SIMULTANEOUS STORIES WITH A THIRD PERSON.  Here two InterPlayers tell their stories about "The Scariness of Creativity" while Sheila Collins moves. (photo by Ruth Schowalter)
Next in our workshop, we played around with a form called a “Simultaneous Story.” In this form, two people tell their own stories, yes, at the same time—simultaneously! And to spice it up, Sheila added a "mover" to the two story tellers. This time, the performance theme of “creativity” gets approached from a different angle—“The Scariness of Creativity”! The two storytellers are instructed to speak playing around with the following ideas:


  • repeating the words or movements of the other,
  • traveling around the performance space,
  • using silence, and
  • finding an ending.
 Sheila advised us that making a story shorter rather than longer and that finding an end or resolution doesn’t necessarily mean a “happy ending.”
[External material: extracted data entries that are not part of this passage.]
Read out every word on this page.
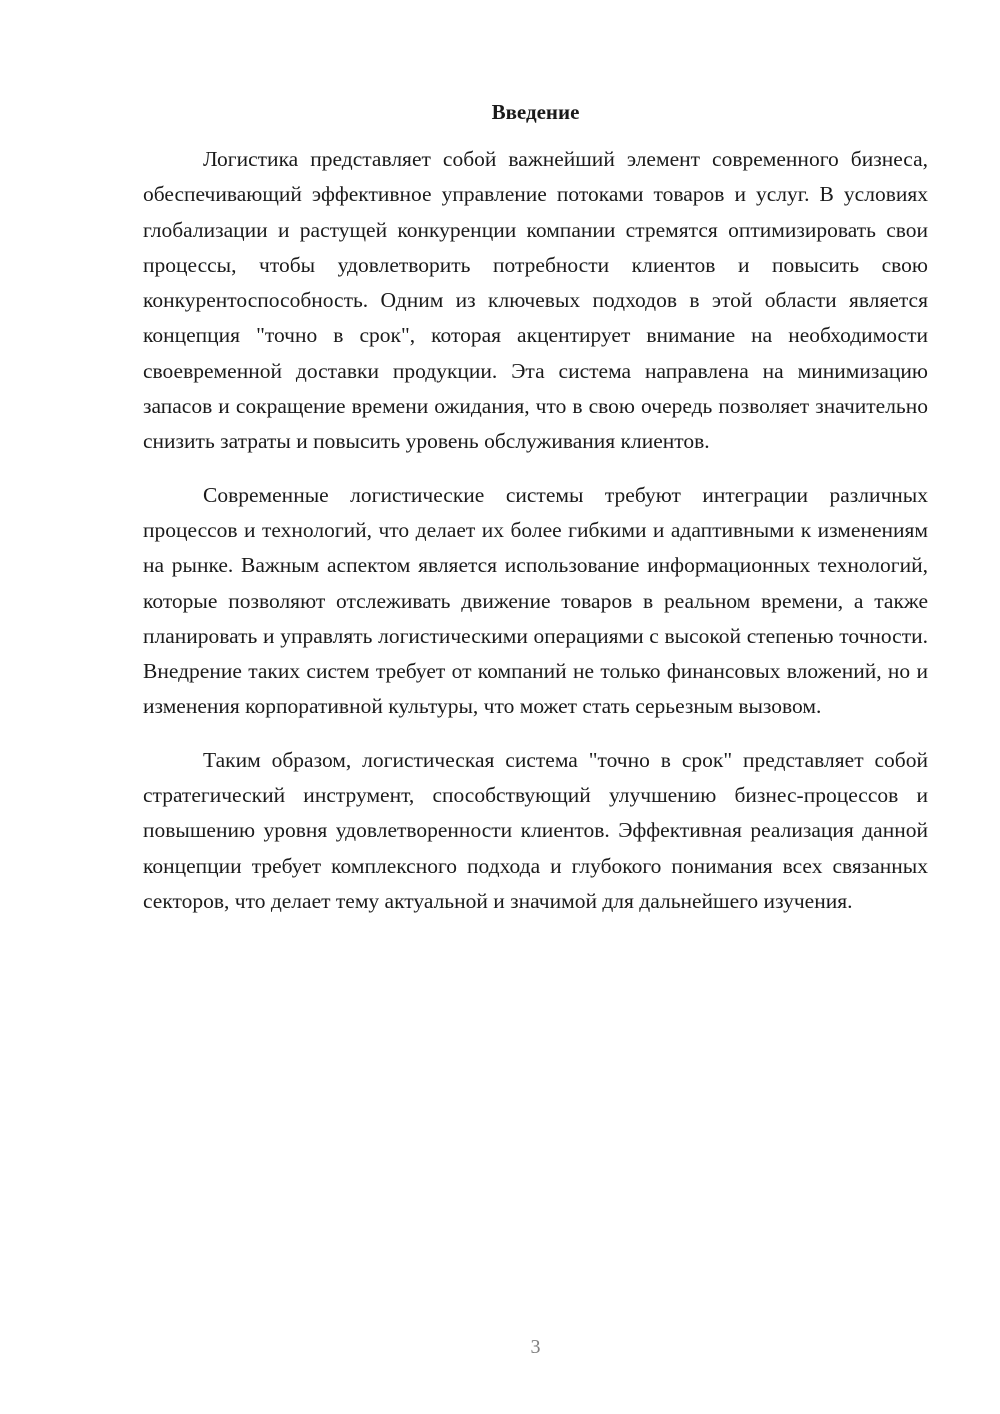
Введение

Логистика представляет собой важнейший элемент современного бизнеса, обеспечивающий эффективное управление потоками товаров и услуг. В условиях глобализации и растущей конкуренции компании стремятся оптимизировать свои процессы, чтобы удовлетворить потребности клиентов и повысить свою конкурентоспособность. Одним из ключевых подходов в этой области является концепция "точно в срок", которая акцентирует внимание на необходимости своевременной доставки продукции. Эта система направлена на минимизацию запасов и сокращение времени ожидания, что в свою очередь позволяет значительно снизить затраты и повысить уровень обслуживания клиентов.

Современные логистические системы требуют интеграции различных процессов и технологий, что делает их более гибкими и адаптивными к изменениям на рынке. Важным аспектом является использование информационных технологий, которые позволяют отслеживать движение товаров в реальном времени, а также планировать и управлять логистическими операциями с высокой степенью точности. Внедрение таких систем требует от компаний не только финансовых вложений, но и изменения корпоративной культуры, что может стать серьезным вызовом.

Таким образом, логистическая система "точно в срок" представляет собой стратегический инструмент, способствующий улучшению бизнес-процессов и повышению уровня удовлетворенности клиентов. Эффективная реализация данной концепции требует комплексного подхода и глубокого понимания всех связанных секторов, что делает тему актуальной и значимой для дальнейшего изучения.

3
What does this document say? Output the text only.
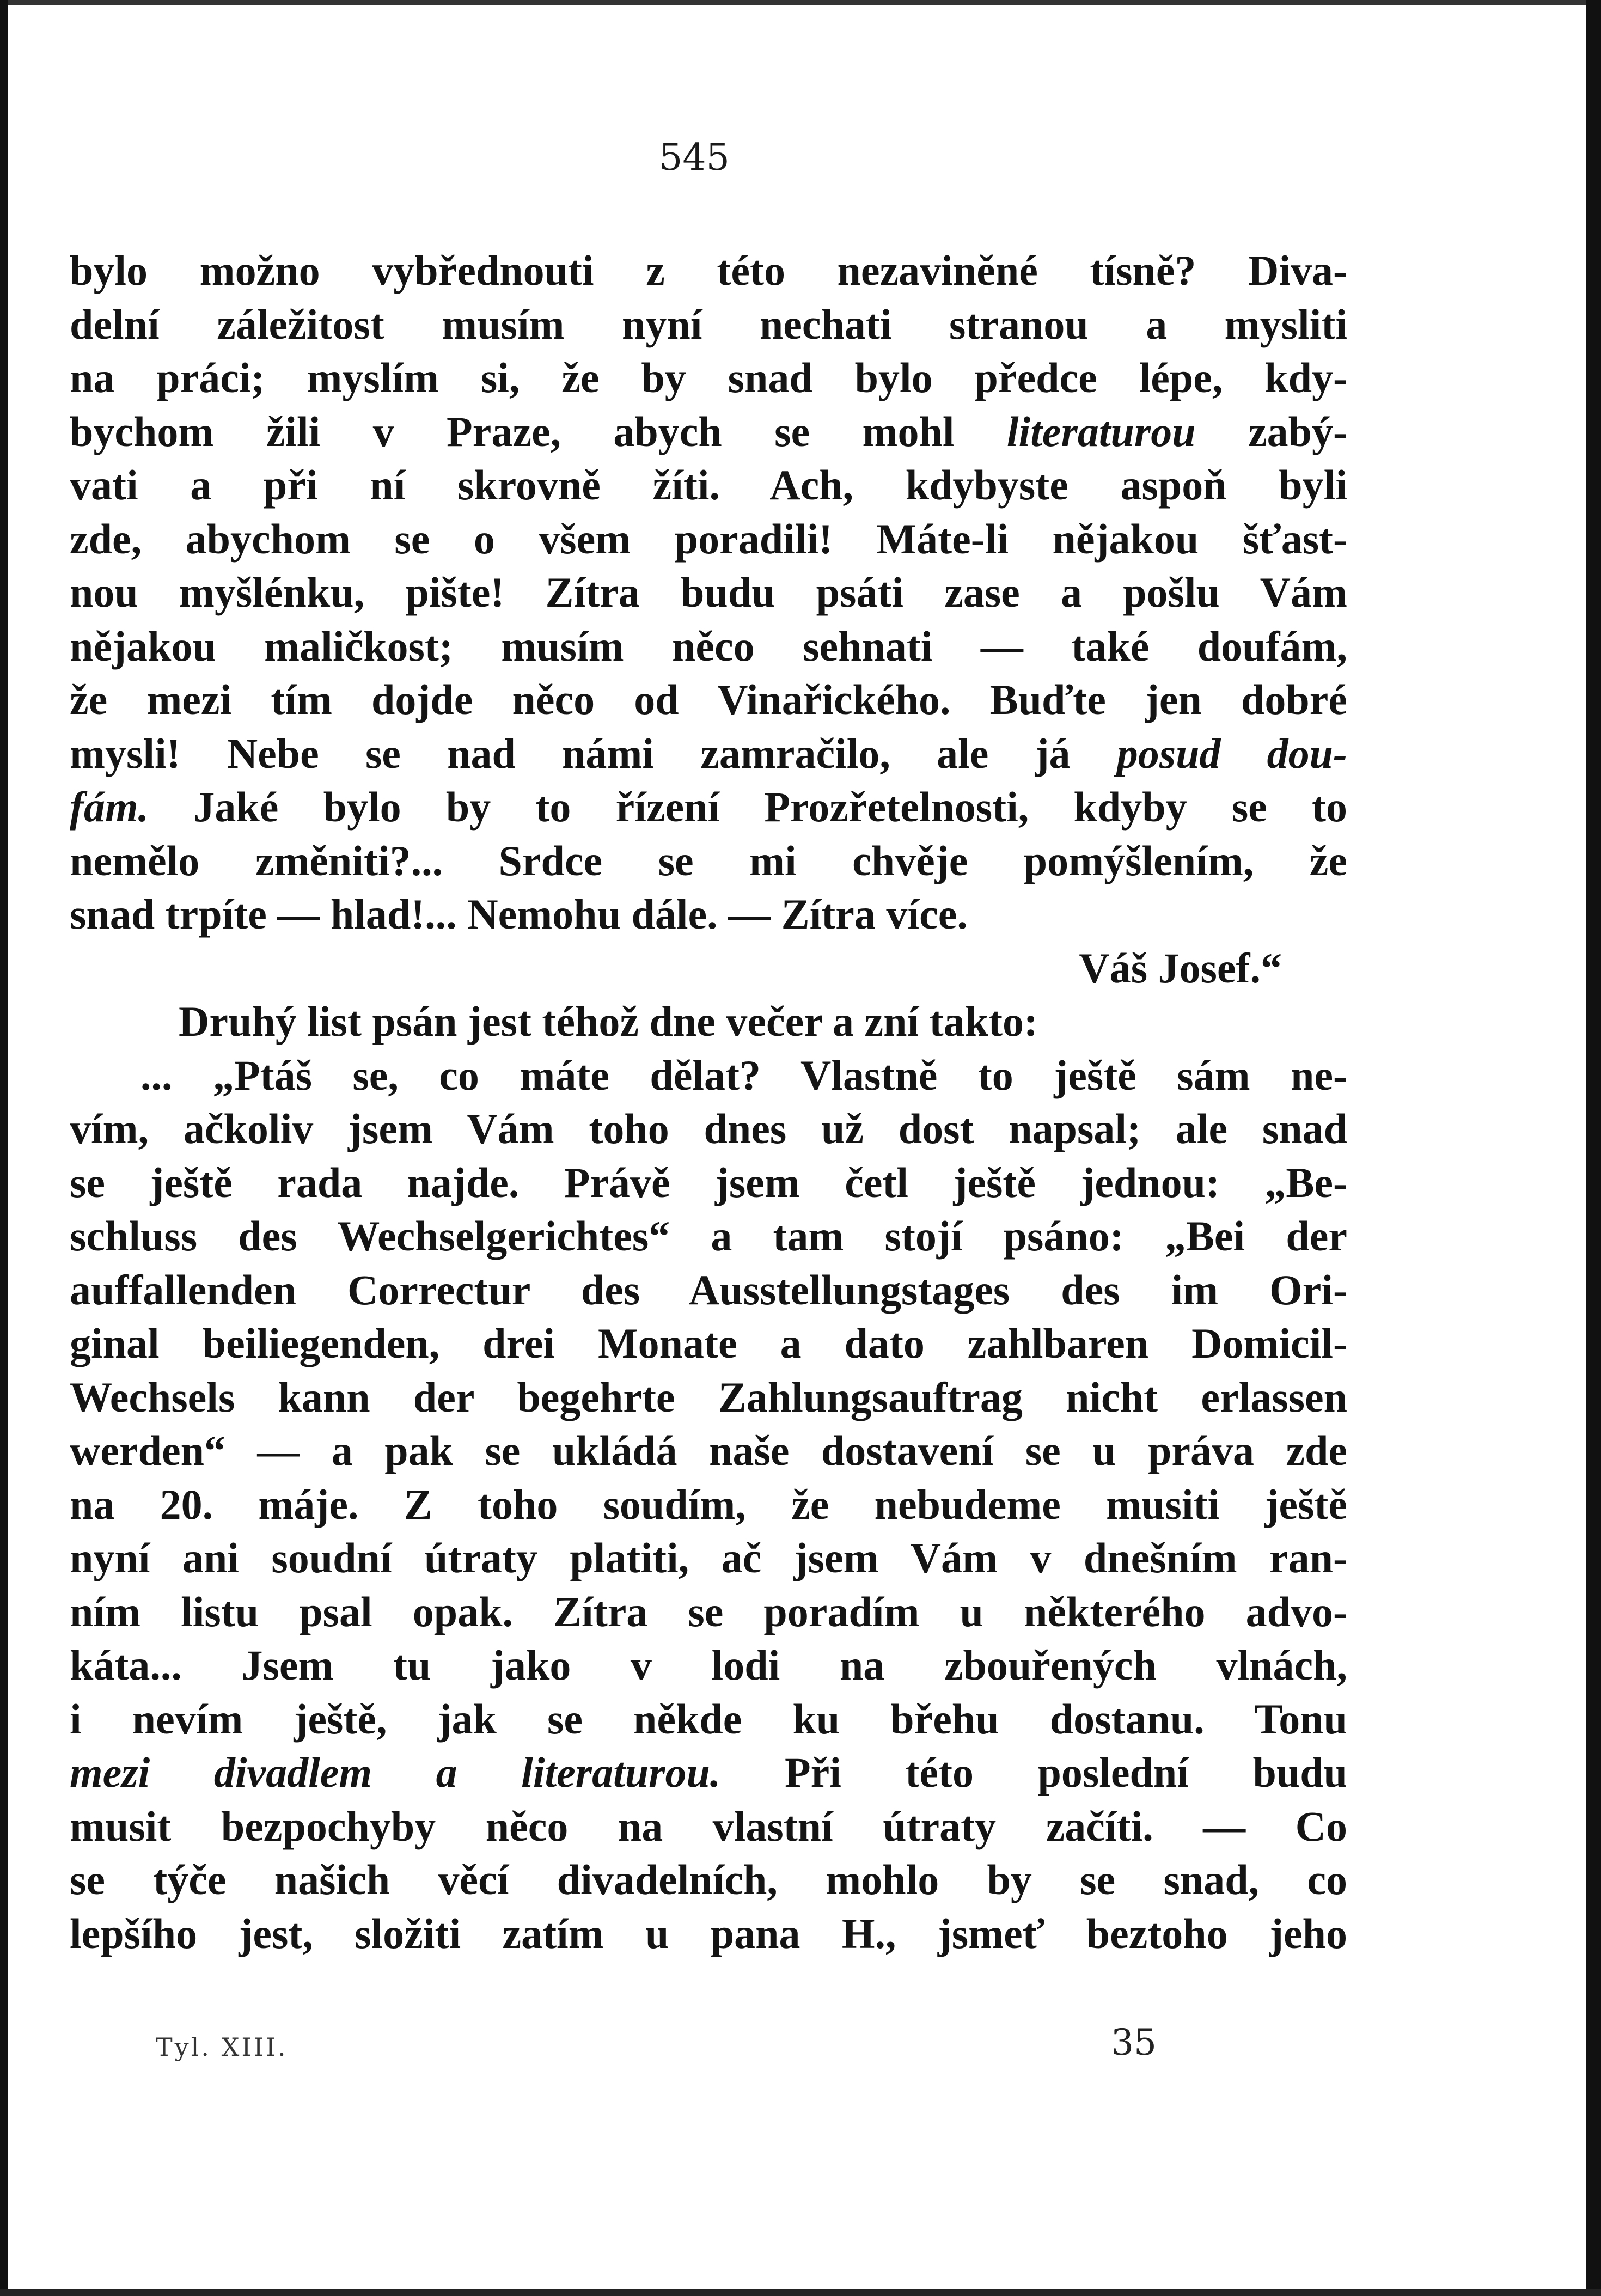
545
bylo možno vybřednouti z této nezaviněné tísně? Diva-
delní záležitost musím nyní nechati stranou a mysliti
na práci; myslím si, že by snad bylo předce lépe, kdy-
bychom žili v Praze, abych se mohl literaturou zabý-
vati a při ní skrovně žíti. Ach, kdybyste aspoň byli
zde, abychom se o všem poradili! Máte-li nějakou šťast-
nou myšlénku, pište! Zítra budu psáti zase a pošlu Vám
nějakou maličkost; musím něco sehnati — také doufám,
že mezi tím dojde něco od Vinařického. Buďte jen dobré
mysli! Nebe se nad námi zamračilo, ale já posud dou-
fám. Jaké bylo by to řízení Prozřetelnosti, kdyby se to
nemělo změniti?... Srdce se mi chvěje pomýšlením, že
snad trpíte — hlad!... Nemohu dále. — Zítra více.
Váš Josef.“
Druhý list psán jest téhož dne večer a zní takto:
... „Ptáš se, co máte dělat? Vlastně to ještě sám ne-
vím, ačkoliv jsem Vám toho dnes už dost napsal; ale snad
se ještě rada najde. Právě jsem četl ještě jednou: „Be-
schluss des Wechselgerichtes“ a tam stojí psáno: „Bei der
auffallenden Correctur des Ausstellungstages des im Ori-
ginal beiliegenden, drei Monate a dato zahlbaren Domicil-
Wechsels kann der begehrte Zahlungsauftrag nicht erlassen
werden“ — a pak se ukládá naše dostavení se u práva zde
na 20. máje. Z toho soudím, že nebudeme musiti ještě
nyní ani soudní útraty platiti, ač jsem Vám v dnešním ran-
ním listu psal opak. Zítra se poradím u některého advo-
káta... Jsem tu jako v lodi na zbouřených vlnách,
i nevím ještě, jak se někde ku břehu dostanu. Tonu
mezi divadlem a literaturou. Při této poslední budu
musit bezpochyby něco na vlastní útraty začíti. — Co
se týče našich věcí divadelních, mohlo by se snad, co
lepšího jest, složiti zatím u pana H., jsmeť beztoho jeho
Tyl. XIII.	35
After the simultaneous stories, we had the opportunity to see how a group of five people could perform together on the topic of “The Fire of Creativity.” Two people stood on the side of the performance space and chanted while three people moved. The progression of this performance occurred in this manner:
  • The players began by taking a solo shape then moving by themselves.
  • The chanters started after the movement and in response to it.
  • Then the movers found a way to interact with one another.
  • The form was completed when stillness was found.
Sheila’s performance workshop concluded with a whole-group performance, during which we moved in and out of the performance space as we wished—everyone could be performing, or five, three, two or one could be performing, the number of players shift continuously.
PLAY WITH YOUR BASKETBALL BRAINS. When moving together as a group, we are asked to think about spatial relationships and are invited to create the "dramatic diagonal." (photo by Ruth Schowalter)
During this last form, Sheila reminded us to think with our “basketball” brains, asking us to see how we were creating a range of movements in our performance space and paying attention to concepts of the “dramatic diagonal” and “spatial relationships.”


The fun part of this last performance activity?  It is looking for what we are learning to call “the thing.”  As a “group body,” each one of us performers gradually recognizes “the thing” that emerges out of what we are doing together. Ecstatically following occurs and our performance gains a “rehearsed” polish while remaining improvisational movement!

Our performance workshop with Sheila ended with us being energized from experiencing an individual and big body YES! InterPlay is, indeed, a big YES!